In the reaction flask by dehydration and deoxidation processing, argon gas protection is lower to be added 0.0004 mol (40 μ L) catalyst n d (OAr)₃(THF)₂) (the catalyst stock solution of 0.01 M, solvent THF), 0.8 mol then is added with syringe (0.1208 g) paranitrobenzaldehyde adds 0.2 mLTHF, and dissolution is uniformly mixed, then 0.88 mol is added with syringe (127.7 μ L) pinacol borine, mixture are stirred at room temperature, and after reacting 15 min, 0.5 mLCDCl is added₃, nuclear-magnetism yield It is 99%, CDCl is removed under reduced pressure later₃And tetrahydrofuran, n-hexane (3 × 5 mL) washing is added, drains, where obtains corresponding frequency Alcohol borate.The nuclear magnetic data of product are as follows:¹H NMR (CDCl₃, 200 MHz), δ 1.19 (s, 12H), 4.93 (s, 2H), 7.43(d, J = 8.6 Hz, 2H), 8.12(d,3J = 8.9 Hz, 2H)。

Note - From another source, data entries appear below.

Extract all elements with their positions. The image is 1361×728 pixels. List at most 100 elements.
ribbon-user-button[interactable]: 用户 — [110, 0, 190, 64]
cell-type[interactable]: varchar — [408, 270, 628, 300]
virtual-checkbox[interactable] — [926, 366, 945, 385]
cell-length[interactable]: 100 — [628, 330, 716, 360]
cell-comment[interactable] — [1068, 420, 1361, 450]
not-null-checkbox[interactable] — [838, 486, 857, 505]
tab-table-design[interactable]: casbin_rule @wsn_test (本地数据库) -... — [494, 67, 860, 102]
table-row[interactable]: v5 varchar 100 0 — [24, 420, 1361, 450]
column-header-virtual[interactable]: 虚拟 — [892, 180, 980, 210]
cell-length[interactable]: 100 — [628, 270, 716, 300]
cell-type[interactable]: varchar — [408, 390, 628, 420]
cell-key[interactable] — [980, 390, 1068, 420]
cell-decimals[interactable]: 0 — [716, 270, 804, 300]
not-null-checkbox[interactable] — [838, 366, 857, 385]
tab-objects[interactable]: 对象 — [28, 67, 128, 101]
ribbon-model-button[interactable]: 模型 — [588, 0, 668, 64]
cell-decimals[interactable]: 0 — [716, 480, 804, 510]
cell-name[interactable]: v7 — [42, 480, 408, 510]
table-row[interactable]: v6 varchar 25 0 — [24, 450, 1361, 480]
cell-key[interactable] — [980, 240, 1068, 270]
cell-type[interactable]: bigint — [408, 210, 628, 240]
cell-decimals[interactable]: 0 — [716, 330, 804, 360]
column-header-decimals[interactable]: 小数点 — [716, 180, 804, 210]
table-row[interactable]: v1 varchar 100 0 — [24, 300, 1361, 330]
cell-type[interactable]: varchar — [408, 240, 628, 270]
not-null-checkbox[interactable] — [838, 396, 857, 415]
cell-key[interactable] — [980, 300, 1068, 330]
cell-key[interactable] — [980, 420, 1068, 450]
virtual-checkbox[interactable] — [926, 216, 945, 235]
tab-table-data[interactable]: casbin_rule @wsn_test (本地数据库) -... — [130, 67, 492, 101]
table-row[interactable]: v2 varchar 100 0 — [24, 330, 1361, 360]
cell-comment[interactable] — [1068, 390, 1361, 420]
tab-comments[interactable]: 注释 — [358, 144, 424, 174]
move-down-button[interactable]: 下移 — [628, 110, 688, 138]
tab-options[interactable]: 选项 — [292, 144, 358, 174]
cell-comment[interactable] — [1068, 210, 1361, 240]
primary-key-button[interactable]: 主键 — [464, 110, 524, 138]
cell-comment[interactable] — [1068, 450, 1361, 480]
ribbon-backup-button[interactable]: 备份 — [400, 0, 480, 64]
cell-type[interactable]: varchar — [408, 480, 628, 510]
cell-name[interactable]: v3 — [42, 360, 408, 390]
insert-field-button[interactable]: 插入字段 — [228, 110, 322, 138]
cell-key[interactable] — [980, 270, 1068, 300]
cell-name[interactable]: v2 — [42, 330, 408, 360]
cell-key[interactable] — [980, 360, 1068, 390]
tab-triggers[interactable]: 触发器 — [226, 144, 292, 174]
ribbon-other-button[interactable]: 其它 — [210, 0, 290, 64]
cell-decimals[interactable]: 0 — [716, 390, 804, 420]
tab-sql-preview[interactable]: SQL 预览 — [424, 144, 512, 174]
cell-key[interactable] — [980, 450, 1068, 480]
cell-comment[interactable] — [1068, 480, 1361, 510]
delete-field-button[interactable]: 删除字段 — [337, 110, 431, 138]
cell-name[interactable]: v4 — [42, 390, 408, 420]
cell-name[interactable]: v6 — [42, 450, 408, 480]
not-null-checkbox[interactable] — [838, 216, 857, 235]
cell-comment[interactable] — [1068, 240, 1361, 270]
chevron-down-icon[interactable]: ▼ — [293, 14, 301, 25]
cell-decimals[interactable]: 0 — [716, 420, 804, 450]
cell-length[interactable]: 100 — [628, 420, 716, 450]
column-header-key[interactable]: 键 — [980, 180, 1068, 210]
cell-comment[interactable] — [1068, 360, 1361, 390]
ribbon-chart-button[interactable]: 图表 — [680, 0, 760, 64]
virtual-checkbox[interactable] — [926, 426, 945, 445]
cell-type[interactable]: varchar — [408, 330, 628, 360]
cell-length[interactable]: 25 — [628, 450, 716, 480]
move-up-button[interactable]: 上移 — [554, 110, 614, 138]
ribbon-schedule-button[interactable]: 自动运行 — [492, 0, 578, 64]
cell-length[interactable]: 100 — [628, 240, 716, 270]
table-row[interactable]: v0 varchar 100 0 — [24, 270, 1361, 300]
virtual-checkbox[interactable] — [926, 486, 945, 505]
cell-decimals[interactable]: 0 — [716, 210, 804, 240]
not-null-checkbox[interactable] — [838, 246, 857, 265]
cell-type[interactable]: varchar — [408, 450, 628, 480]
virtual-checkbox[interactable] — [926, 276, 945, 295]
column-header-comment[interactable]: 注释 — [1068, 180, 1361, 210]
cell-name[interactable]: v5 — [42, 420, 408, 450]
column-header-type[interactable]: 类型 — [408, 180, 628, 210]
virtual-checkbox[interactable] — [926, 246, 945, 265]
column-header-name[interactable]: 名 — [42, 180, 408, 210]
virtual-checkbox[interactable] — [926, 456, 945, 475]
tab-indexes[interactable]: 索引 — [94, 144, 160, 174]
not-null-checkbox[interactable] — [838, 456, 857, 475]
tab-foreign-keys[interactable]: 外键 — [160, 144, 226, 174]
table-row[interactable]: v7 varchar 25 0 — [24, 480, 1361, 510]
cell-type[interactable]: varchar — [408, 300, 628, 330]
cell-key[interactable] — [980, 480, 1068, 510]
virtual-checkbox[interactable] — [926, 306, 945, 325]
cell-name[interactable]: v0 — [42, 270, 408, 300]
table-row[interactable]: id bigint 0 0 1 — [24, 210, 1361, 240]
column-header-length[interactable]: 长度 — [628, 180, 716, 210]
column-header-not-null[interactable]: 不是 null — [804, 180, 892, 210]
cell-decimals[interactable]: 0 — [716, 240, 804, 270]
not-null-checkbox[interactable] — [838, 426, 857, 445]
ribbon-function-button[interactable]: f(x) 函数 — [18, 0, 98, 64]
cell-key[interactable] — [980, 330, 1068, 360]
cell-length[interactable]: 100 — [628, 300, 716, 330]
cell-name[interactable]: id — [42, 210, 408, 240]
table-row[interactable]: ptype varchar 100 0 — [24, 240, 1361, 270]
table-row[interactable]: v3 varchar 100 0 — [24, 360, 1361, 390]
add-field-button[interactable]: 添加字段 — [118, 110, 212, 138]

Embodiment 15: Nd (OAr)₃(THF)₂It is catalyzed 2 thiophene carboxaldehyde and pinacol borine hydroboration

In the reaction flask by dehydration and deoxidation processing, argon gas protection is lower to be added 0.0008 mol (80 μ L) catalyst n d (OAr)₃(THF)₂) (the catalyst stock solution of 0.01 M, solvent THF), 0.8 mol2- thiophene then is added with syringe Formaldehyde (73.8 μ L), dissolution are uniformly mixed, then 0.88 mol (127.7 μ L) pinacol borine, mixture is added with syringe It is stirred at room temperature, after reacting 15 min, 0.5 mLCDCl is added₃, nuclear-magnetism yield is 99%, and CDCl is removed under reduced pressure later₃With four Hydrogen furans is added n-hexane (3 × 5 mL) washing, drains, obtain corresponding pinacol borate.The nuclear magnetic data of product are as follows:¹H NMR (CDCl₃, 200 MHz), δ 1.18(s, 12H), 4.74 (s, 2H), 6.22(s, 1H), 6.72 (s, 2H)。

Claims (2)

1. a kind of method for preparing borate based on three fragrant oxygen rare earth compoundings, comprising the following steps:

Under anhydrous and oxygen-free environment, in atmosphere of inert gases, three fragrant oxygen rare earths are added in the reaction flask by dehydration and deoxidation processing Then aldehyde compound is added in complex, be uniformly mixed, and adds borine, reacts at room temperature 10 ~ 30 min, obtains borate；It is described Borine is selected from pinacol borine；

The chemical structural formula of described three fragrant oxygen rare earth compoundings are as follows:

。

2. the method for preparing borate based on three fragrant oxygen rare earth compoundings according to claim 1, which is characterized in that described three The dosage of fragrant oxygen rare earth compounding is the 0.05-0.1 % of aldehyde compound mole；The molar ratio of the aldehyde compound and borine is 1:1.1；The general structure of the aldehyde compound are as follows:

Wherein R₁For phenyl, substituted-phenyl, heterocyclic aryl, naphthalene or anthryl.